Stare un quarto d’ora da soli, con i propri pensieri. Senza nemmeno un’occhiata al telefonino. Anzi, magari chiusi in una stanza priva di qualsiasi elemento di distrazione. C’è chi, a parole, rimpiange di non averne mai l’opportunità, in una società sempre più veloce, interconnessa e stressante. Ma in realtà la maggior parte di costoro dice il falso. Altro che meditazione, siamo così assuefatti all’enorme flusso ininterrotto di stimoli che ci provengono dall’ambiente che non ne possiamo letteralmente fare a meno.
Non si tratta solo della noia che ci coglie quando si è costretti a “meditare” tra sé a sé, ma proprio della mancanza di stimoli forti e diretti cui non possiamo più rinunciare. Tanto che al tedio di pochi minuti in cui rimanere a pensare senza avere altre possibilità di azione o percezione si preferisce auto-infliggersi una piccola scossa elettrica.
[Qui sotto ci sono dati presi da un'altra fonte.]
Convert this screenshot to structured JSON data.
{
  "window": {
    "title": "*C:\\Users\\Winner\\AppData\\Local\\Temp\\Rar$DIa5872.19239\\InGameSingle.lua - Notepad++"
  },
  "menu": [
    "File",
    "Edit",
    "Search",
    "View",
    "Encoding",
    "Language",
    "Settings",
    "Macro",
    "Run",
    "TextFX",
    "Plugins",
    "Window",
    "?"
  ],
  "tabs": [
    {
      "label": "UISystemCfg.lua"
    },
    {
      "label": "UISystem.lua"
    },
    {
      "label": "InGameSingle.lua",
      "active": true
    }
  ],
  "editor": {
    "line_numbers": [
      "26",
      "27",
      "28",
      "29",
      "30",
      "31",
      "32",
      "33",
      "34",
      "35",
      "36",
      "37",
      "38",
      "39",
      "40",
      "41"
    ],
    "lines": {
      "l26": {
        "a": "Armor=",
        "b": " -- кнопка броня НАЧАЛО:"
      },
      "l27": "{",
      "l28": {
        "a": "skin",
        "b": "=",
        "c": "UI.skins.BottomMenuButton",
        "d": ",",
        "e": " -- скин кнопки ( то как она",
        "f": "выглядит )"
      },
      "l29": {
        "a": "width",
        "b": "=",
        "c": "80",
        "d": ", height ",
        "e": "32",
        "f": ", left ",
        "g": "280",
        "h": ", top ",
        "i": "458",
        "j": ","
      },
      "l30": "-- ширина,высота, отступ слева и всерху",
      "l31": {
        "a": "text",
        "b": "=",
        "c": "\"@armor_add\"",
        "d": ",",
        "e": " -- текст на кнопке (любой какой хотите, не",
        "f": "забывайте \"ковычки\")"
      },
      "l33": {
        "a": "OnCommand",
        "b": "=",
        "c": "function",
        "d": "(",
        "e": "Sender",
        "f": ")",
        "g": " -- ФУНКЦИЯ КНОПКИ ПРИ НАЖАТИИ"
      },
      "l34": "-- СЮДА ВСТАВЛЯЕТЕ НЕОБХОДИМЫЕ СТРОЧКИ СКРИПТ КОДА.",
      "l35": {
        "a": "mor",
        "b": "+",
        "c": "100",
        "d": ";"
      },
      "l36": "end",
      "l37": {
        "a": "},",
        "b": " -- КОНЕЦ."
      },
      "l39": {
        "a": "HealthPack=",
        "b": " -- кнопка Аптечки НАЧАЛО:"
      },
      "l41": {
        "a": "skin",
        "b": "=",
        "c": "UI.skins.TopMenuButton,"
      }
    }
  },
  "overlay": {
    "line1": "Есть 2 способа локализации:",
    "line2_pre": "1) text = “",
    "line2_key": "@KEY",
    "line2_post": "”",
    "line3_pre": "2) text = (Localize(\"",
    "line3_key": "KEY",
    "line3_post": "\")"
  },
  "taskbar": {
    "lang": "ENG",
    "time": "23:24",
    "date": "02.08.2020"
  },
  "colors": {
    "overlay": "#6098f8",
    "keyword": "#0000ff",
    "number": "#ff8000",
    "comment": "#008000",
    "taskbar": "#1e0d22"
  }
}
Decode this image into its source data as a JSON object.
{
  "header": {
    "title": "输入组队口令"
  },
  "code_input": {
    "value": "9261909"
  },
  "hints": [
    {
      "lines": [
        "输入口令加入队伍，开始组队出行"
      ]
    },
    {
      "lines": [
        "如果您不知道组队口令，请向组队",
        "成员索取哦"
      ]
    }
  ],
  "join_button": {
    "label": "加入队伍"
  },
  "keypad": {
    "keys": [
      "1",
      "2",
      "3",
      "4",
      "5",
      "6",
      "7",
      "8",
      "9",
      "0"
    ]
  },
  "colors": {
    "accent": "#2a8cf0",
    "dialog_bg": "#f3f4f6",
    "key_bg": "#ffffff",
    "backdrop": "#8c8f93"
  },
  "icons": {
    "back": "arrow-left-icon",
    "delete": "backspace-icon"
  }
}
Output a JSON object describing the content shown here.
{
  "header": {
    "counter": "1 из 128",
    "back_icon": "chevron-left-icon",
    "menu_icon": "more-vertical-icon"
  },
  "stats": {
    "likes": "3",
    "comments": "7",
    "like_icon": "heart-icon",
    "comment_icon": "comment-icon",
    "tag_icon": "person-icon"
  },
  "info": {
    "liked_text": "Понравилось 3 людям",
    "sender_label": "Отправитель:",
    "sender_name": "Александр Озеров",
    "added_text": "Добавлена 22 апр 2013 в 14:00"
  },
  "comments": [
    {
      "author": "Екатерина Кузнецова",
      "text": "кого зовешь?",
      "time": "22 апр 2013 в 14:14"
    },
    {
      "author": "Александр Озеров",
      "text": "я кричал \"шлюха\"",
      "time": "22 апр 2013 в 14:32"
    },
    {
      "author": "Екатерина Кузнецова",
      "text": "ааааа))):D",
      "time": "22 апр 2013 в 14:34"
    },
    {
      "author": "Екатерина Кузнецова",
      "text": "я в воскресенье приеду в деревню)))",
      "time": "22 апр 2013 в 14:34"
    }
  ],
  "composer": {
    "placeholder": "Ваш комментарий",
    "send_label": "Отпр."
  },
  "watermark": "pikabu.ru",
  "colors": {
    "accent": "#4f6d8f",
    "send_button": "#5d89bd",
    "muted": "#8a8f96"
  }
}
Lo ha dimostrato un gruppo di ricercatori dell’Università della Virginia, in una serie di studi appena pubblicati sulla rivista “Science” (http://www.sciencemag.org/content/345/6192/75).
Il team guidato da Timothy Wilson ha dapprima reclutato 400 studenti volontari e ha fatto loro provare l’esperienza della meditazione solitaria, che le statistiche dicono essere praticata solo dal 17% degli americani. La valutazione di piacevolezza fatta su una scala da 1 a 9 ha prodotto risultati sconfortanti: il 50% dei partecipanti ha detto di non avere apprezzato per nulla quei momenti. Ripetuto a casa, l’esperimento ha dato esiti anche peggiori: gradimento basso e molti che alla fine hanno confessato di avere imbrogliato: nei 20 minuti dell’esercizio, hanno acceso la radio o guardato lo smartphone.
Ma il bello doveva venire con l’ultimo test. A 55 giovani sono state fatte provare sei stimolazioni diverse – tre piacevoli e tre dolorose, tra cui una piccola scossa elettrica. Si è poi chiesto loro se avrebbero pagato 5 dollari per non essere più sottoposti a tale “elettroshock”: ben 42 hanno risposto di sì. Quando, tuttavia, gli stessi 55 sono stati “chiusi” a pensare per 15 minuti avendo a disposizione un tasto per auto-infliggersi la scossa, il 67% dei maschi e il 25% delle femmine l’hanno premuto, e anche più di una volta. Niente è peggio che stare in silenzio soli con i propri pensieri, a quanto pare. Anche un piccolo dolore è meno disturbante del silenzio interiore.
Un elemento in più per coloro che pensano che la tecnologia ci allontani dalla profondità del pensiero, dalla concentrazione e dalla riflessione, inducendoci invece alla dispersione, alla superficialità e alla necessità di stimoli sempre nuovi e più forti. Forse la verità sta nel mezzo, ma sull’esperimento di Wilson e colleghi c’è sicuramente… da meditare.